Beispiele Säule I: Soziale Sicherheit
– Das Rentenniveau wird auf 53 Prozent angehoben. Das bedeutet: Fast 150 Euro brutto mehr im Monat für einen sogenannten "Standardrentner".
– Wir wollen eine Kindergrundsicherung in Höhe von rund 600 Euro.
– Statt der Zwei-Klassen-Medizin wollen wir eine Solidarische Gesundheitsversicherung, in die alle, auch Selbstständige, Freiberuflerinnen und Beamten einzahlen.
– Zwölf Monate Elterngeldanspruch pro Elternteil (bzw. 24 Monate für Alleinerziehende), der individuell und nicht übertragbar ist.
Beispiele Säule II: Soziale Dienstleistungen
– Bessere Bildung: Ausbau von gebührenfreien Kitas mit mehr Personal, das besser bezahlt wird.
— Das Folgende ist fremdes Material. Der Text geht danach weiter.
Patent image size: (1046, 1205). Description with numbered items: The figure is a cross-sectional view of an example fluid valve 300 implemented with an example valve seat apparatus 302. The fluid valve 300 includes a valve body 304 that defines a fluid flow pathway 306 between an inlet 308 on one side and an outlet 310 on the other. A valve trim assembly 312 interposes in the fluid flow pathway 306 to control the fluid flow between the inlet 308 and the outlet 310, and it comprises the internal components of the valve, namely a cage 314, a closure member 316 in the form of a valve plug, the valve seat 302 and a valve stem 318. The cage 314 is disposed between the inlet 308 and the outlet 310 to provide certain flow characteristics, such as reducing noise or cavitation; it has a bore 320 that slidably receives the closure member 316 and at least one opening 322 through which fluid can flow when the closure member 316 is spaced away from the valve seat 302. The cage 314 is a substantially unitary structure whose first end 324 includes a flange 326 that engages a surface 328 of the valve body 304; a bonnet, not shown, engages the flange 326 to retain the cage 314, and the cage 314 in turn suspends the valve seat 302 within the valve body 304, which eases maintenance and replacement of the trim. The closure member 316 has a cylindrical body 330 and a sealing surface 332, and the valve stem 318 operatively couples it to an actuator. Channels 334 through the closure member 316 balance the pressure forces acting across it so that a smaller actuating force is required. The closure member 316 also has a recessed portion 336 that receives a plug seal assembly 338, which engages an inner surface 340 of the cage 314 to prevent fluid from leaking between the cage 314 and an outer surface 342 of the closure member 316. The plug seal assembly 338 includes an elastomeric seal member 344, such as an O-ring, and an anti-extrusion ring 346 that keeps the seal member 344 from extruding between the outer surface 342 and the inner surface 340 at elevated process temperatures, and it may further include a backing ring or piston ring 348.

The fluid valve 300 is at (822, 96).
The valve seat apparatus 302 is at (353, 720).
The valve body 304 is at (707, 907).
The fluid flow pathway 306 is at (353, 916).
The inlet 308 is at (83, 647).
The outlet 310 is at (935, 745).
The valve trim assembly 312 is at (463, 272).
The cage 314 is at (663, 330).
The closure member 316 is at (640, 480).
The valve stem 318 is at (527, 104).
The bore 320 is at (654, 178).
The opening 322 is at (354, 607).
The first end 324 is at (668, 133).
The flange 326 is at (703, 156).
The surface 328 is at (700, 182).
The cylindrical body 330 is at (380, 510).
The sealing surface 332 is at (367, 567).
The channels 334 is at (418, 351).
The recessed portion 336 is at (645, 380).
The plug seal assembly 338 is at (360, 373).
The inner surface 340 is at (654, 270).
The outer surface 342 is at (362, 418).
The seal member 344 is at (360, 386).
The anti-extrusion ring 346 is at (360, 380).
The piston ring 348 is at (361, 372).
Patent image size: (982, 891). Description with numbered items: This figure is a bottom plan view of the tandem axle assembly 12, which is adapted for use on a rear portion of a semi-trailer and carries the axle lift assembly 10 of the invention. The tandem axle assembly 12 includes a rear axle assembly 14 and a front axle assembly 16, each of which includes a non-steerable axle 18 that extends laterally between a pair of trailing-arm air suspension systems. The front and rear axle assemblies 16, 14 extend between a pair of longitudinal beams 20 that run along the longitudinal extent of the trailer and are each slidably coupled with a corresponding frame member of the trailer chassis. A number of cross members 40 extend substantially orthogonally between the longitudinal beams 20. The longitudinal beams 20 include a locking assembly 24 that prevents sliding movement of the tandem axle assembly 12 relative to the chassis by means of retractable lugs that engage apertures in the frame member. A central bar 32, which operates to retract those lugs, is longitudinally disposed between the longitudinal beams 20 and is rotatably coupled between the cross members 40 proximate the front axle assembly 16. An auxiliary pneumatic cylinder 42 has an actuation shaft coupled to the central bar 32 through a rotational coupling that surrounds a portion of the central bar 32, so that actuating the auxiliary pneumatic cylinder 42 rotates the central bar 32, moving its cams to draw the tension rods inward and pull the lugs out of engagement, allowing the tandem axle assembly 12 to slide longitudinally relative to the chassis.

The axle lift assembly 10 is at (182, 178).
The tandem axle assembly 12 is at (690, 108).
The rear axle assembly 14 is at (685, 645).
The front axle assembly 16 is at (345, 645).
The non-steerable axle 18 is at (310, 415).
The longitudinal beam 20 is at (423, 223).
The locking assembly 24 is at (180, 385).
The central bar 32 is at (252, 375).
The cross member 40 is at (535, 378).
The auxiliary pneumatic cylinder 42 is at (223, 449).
Schulen sanieren und flächendeckende Ganztagsbetreuung.
– Investitionen in Krankenhäuser, ambulante Versorgung im ländlichen Raum, nichtkommerzielle Pharmaforschung.
– Wir finanzieren eine Energiewende, in der umweltschädliche Energien durch regenerative ersetzt werden. Die großen Energieversorgungsunternehmen wollen wir ablösen: saubere Energie in Bürgerhand.
– Den öffentlichen Nahverkehr ausbauen: Mehr Busse, Bahnen, bessere Taktung und kostenfrei für die Nutzer und Nutzerinnen.
Beispiele Säule III: Arbeit, die zum Leben passt
– Arbeit in den sozialen Dienstleistungen aufwerten. Keine Pflegefachkraft und keine Erzieherin soll unter 3.000 Euro brutto im Monat verdienen.
– Arbeitszeiten, die mehr Zeit fürs Leben lassen. Wir wollen ein Recht auf selbstbestimmtere, familienfreundliche und kürzere Arbeitszeiten für alle. Die gesetzliche Wochenhöchstarbeitszeit wollen wir auf 40 Stunden absenken.
– Wir wollen eine Anti-Stress-Verordnung. Alle Beschäftigten müssen ein Recht auf Nichterreichbarkeit außerhalb der Arbeitszeit haben.
– Veto-Recht der Beschäftigten bei Überlastung.
In Verantwortung für eine soziale Zukunft
Wir sind entschlossen für die Umsetzung zu kämpfen. Wenn es um soziale Garantien, soziale Sicherheit und Gerechtigkeit, gute Arbeit sowie ums Öffentliche geht, gilt für uns: Wir wollen das umsetzen. Mit all unser Energie, mit aller Entschiedenheit, mit allem Kampfesmut und mit Klugheit.